One Democratic senator warned the high court’s right-wing majority “could unleash a new era of reckless deregulation that will gut protections for all Americans and the environment.”
By Jake Johnson, Common Dreams
Climate advocates are apprehensively watching the U.S. Supreme Court Thursday morning as it’s expected to deliver a ruling that could imperil the federal government’s regulatory authority to rein in carbon dioxide emissions from power plants, striking a potentially fatal blow to global efforts to fight the climate crisis.

The closely watched case, formally known as West Virginia v.
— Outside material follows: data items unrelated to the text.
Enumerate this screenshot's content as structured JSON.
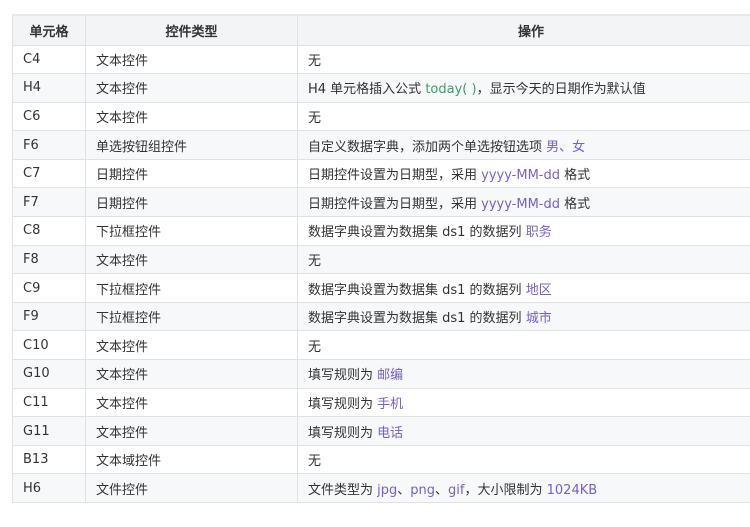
{
  "table": {
    "headers": [
      "单元格",
      "控件类型",
      "操作"
    ],
    "rows": [
      {
        "cell": "C4",
        "type": "文本控件",
        "op_parts": [
          {
            "t": "无"
          }
        ]
      },
      {
        "cell": "H4",
        "type": "文本控件",
        "op_parts": [
          {
            "t": "H4 单元格插入公式 "
          },
          {
            "t": "today( )",
            "hl": "green"
          },
          {
            "t": "，显示今天的日期作为默认值"
          }
        ]
      },
      {
        "cell": "C6",
        "type": "文本控件",
        "op_parts": [
          {
            "t": "无"
          }
        ]
      },
      {
        "cell": "F6",
        "type": "单选按钮组控件",
        "op_parts": [
          {
            "t": "自定义数据字典，添加两个单选按钮选项 "
          },
          {
            "t": "男、女",
            "hl": "purple"
          }
        ]
      },
      {
        "cell": "C7",
        "type": "日期控件",
        "op_parts": [
          {
            "t": "日期控件设置为日期型，采用 "
          },
          {
            "t": "yyyy-MM-dd",
            "hl": "purple"
          },
          {
            "t": " 格式"
          }
        ]
      },
      {
        "cell": "F7",
        "type": "日期控件",
        "op_parts": [
          {
            "t": "日期控件设置为日期型，采用 "
          },
          {
            "t": "yyyy-MM-dd",
            "hl": "purple"
          },
          {
            "t": " 格式"
          }
        ]
      },
      {
        "cell": "C8",
        "type": "下拉框控件",
        "op_parts": [
          {
            "t": "数据字典设置为数据集 ds1 的数据列 "
          },
          {
            "t": "职务",
            "hl": "purple"
          }
        ]
      },
      {
        "cell": "F8",
        "type": "文本控件",
        "op_parts": [
          {
            "t": "无"
          }
        ]
      },
      {
        "cell": "C9",
        "type": "下拉框控件",
        "op_parts": [
          {
            "t": "数据字典设置为数据集 ds1 的数据列 "
          },
          {
            "t": "地区",
            "hl": "purple"
          }
        ]
      },
      {
        "cell": "F9",
        "type": "下拉框控件",
        "op_parts": [
          {
            "t": "数据字典设置为数据集 ds1 的数据列 "
          },
          {
            "t": "城市",
            "hl": "purple"
          }
        ]
      },
      {
        "cell": "C10",
        "type": "文本控件",
        "op_parts": [
          {
            "t": "无"
          }
        ]
      },
      {
        "cell": "G10",
        "type": "文本控件",
        "op_parts": [
          {
            "t": "填写规则为 "
          },
          {
            "t": "邮编",
            "hl": "purple"
          }
        ]
      },
      {
        "cell": "C11",
        "type": "文本控件",
        "op_parts": [
          {
            "t": "填写规则为 "
          },
          {
            "t": "手机",
            "hl": "purple"
          }
        ]
      },
      {
        "cell": "G11",
        "type": "文本控件",
        "op_parts": [
          {
            "t": "填写规则为 "
          },
          {
            "t": "电话",
            "hl": "purple"
          }
        ]
      },
      {
        "cell": "B13",
        "type": "文本域控件",
        "op_parts": [
          {
            "t": "无"
          }
        ]
      },
      {
        "cell": "H6",
        "type": "文件控件",
        "op_parts": [
          {
            "t": "文件类型为 "
          },
          {
            "t": "jpg",
            "hl": "purple"
          },
          {
            "t": "、"
          },
          {
            "t": "png",
            "hl": "purple"
          },
          {
            "t": "、"
          },
          {
            "t": "gif",
            "hl": "purple"
          },
          {
            "t": "，大小限制为 "
          },
          {
            "t": "1024KB",
            "hl": "purple"
          }
        ]
      }
    ]
  },
  "colors": {
    "highlight": "#7a5fc7",
    "formula": "#3fa06a",
    "header_bg": "#f3f4f6",
    "stripe_bg": "#f6f8fa",
    "border": "#dfe2e5"
  }
}
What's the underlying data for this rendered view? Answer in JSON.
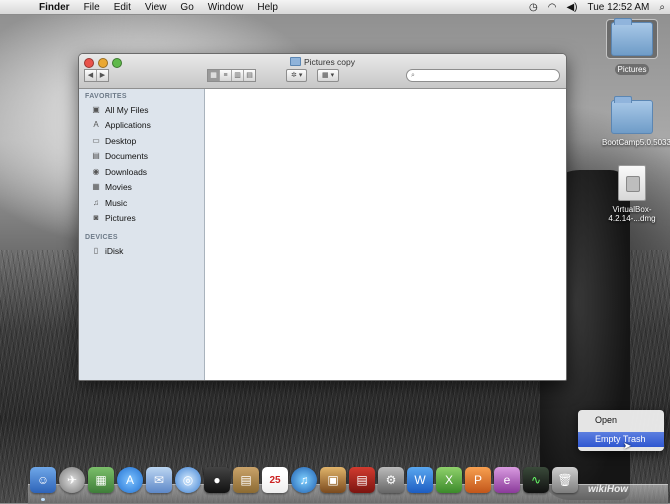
{
  "menubar": {
    "apple_icon": "apple-logo",
    "items": [
      "Finder",
      "File",
      "Edit",
      "View",
      "Go",
      "Window",
      "Help"
    ],
    "clock": "Tue 12:52 AM"
  },
  "desktop": {
    "icons": [
      {
        "label": "Pictures",
        "kind": "folder"
      },
      {
        "label": "BootCamp5.0.5033",
        "kind": "folder"
      },
      {
        "label": "VirtualBox-4.2.14-...dmg",
        "kind": "disk-image"
      }
    ]
  },
  "window": {
    "title": "Pictures copy",
    "search_placeholder": "",
    "sidebar": {
      "favorites_header": "FAVORITES",
      "favorites": [
        {
          "label": "All My Files",
          "icon": "all-files-icon"
        },
        {
          "label": "Applications",
          "icon": "applications-icon"
        },
        {
          "label": "Desktop",
          "icon": "desktop-icon"
        },
        {
          "label": "Documents",
          "icon": "documents-icon"
        },
        {
          "label": "Downloads",
          "icon": "downloads-icon"
        },
        {
          "label": "Movies",
          "icon": "movies-icon"
        },
        {
          "label": "Music",
          "icon": "music-icon"
        },
        {
          "label": "Pictures",
          "icon": "pictures-icon"
        }
      ],
      "devices_header": "DEVICES",
      "devices": [
        {
          "label": "iDisk",
          "icon": "idisk-icon"
        }
      ]
    }
  },
  "context_menu": {
    "items": [
      "Open",
      "Empty Trash"
    ],
    "highlighted": "Empty Trash"
  },
  "watermark": "wikiHow",
  "colors": {
    "menu_highlight": "#3a62d6",
    "sidebar_bg": "#dde4ec"
  }
}
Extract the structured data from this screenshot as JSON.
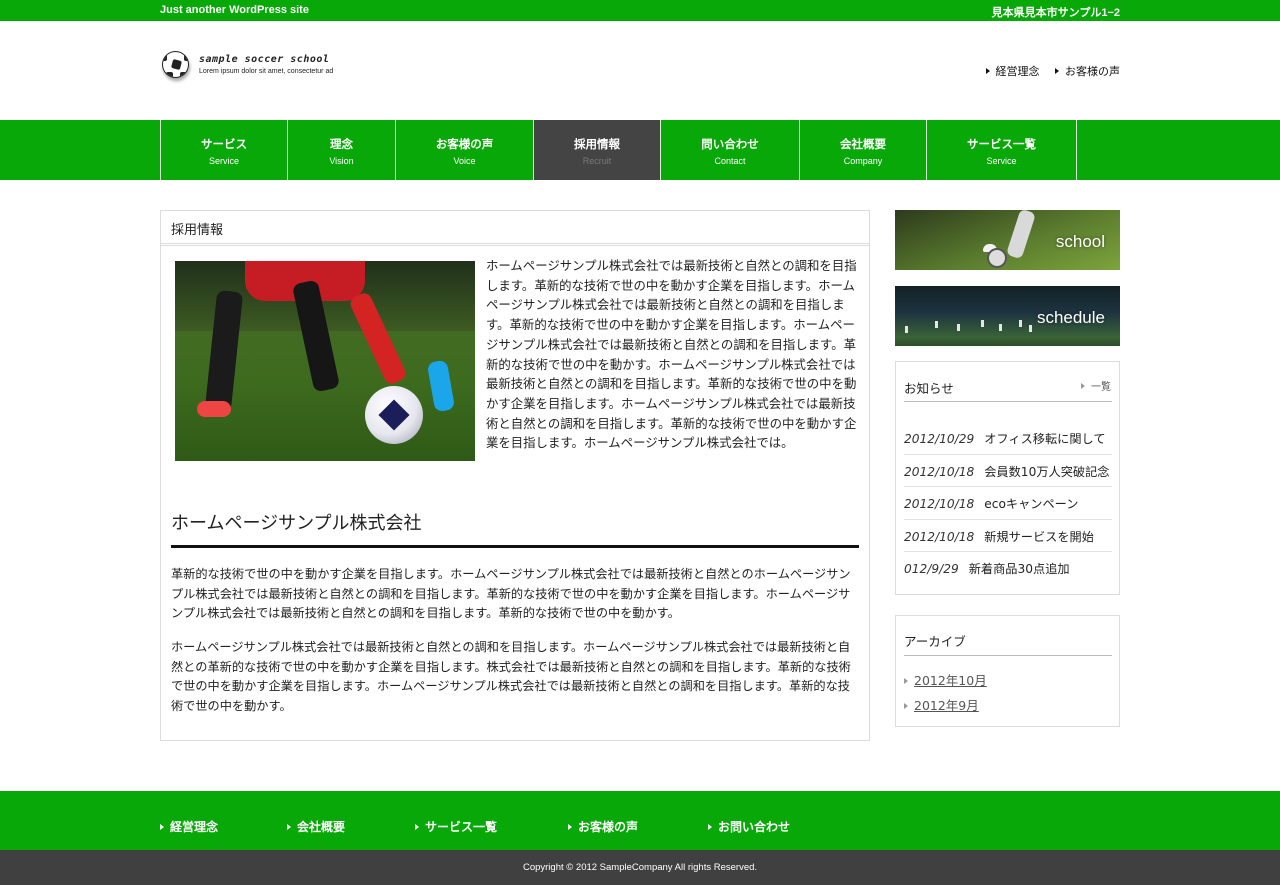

Environmental Protection Agency, is the culmination of a yearslong legal campaign by Republican attorneys general and right-wing activists financed by the oil and gas industry, which is hoping the high court’s right-wing supermajority will hand down a decision that guts the EPA’s rulemaking authority.
If the court does just that, it would spell doom for President Joe Biden’s stated goal of transitioning the U.S. to a 100% clean electricity sector by 2035. As the Washington Post notes, West Virginia v. EPA “comes before a Supreme Court that’s even more conservative than the one that stopped the Obama administration’s plan to drastically reduce power plants’ carbon output in 2016.”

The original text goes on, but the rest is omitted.